The recent compromise of Alaska governor Palin’s email account was reportedly accomplished through the use of a password reset service. The attacker masqueraded as Governor Palin by answering the associated “security” questions which were discovered through searches of publicly available information. This situation illustrates a significant weakness in password reset services.
The effectiveness of authentication factors, such as passwords and pass-phrases, are strongly dependent on their secrecy. Their security strength can be measured by the ability to withstand a brute force attack or resist an attacker’s attempt to correctly guess it. Password reset mechanisms commonly entice users to enter information that is not secret. This reduces the effectiveness of a strong password and increases risk to the user.
Password reset mechanisms rely on a series of questions to authenticate the user. If someone else can discover the answers to the questions then the account is subject to a compromise. Most reset mechanisms ask inappropriate questions such as:
- Where were you born?
- What is your preferred color?
- What was your first car?
- Who is your favorite author?
- When did you graduate high school?
These are inappropriate because these questions at best can be answered by a significant other and at worst are publicly discoverable. Although the answers are conveniently known to the user, they can all be discovered by others. A dependency created in an authentication scheme based on other weak secrets increases overall risk to the user.

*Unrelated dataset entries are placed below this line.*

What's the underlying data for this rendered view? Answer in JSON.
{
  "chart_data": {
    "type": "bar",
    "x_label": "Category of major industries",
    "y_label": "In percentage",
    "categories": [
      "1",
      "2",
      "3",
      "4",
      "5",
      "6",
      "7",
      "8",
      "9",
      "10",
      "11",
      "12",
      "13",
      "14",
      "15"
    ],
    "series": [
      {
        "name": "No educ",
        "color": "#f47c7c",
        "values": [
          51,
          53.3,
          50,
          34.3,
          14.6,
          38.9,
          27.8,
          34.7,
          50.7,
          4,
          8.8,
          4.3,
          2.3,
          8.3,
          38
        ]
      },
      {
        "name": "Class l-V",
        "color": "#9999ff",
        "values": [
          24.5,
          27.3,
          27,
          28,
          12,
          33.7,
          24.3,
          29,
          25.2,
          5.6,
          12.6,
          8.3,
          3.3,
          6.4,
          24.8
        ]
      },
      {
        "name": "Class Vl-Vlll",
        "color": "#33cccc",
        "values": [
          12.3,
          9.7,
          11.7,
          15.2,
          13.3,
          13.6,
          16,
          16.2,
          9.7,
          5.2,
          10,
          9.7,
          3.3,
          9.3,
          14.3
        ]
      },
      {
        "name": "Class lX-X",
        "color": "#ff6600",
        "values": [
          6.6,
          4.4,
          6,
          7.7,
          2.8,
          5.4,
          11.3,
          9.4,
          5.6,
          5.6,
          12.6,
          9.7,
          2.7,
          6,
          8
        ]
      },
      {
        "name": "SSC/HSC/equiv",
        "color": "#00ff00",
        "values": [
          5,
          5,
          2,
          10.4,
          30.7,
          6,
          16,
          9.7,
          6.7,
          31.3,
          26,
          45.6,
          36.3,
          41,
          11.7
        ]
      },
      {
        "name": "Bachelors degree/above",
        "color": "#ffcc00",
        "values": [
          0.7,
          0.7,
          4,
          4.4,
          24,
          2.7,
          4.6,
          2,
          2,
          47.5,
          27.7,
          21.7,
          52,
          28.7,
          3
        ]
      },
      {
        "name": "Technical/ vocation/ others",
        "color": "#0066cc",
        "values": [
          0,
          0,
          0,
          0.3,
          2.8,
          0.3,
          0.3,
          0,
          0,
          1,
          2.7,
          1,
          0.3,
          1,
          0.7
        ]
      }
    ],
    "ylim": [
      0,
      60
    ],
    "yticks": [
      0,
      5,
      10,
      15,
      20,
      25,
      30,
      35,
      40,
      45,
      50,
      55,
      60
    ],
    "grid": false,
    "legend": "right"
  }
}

Another potential problem with password reset services is the storage of the answers. If they are not encrypted or hashed then the information might be subject to other attacks. Therefore, access control must be an integral part of the mechanism.
Authentication factors should only be reproducible by the intended subject. Security professionals often extol the importance of strong passwords. We should also encourage the use of secrets supporting password reset services. Password reset service questions should be answered with easily remembered irrelevant catch phrases such as:
- Where were you born? -- Over there which is not here
- What is your preferred color? -- An uncommon chromatic hue
- What was your first car? -- A car unlike any other
- Who is your favorite author? -- Someone very famous
- When did you graduate high school? -- I did graduate high school
Perhaps the more fun you have with answering these questions the better your “secret” will be. In short, protect a secret with another secret when access controls are less than adequate. Nothing less will do.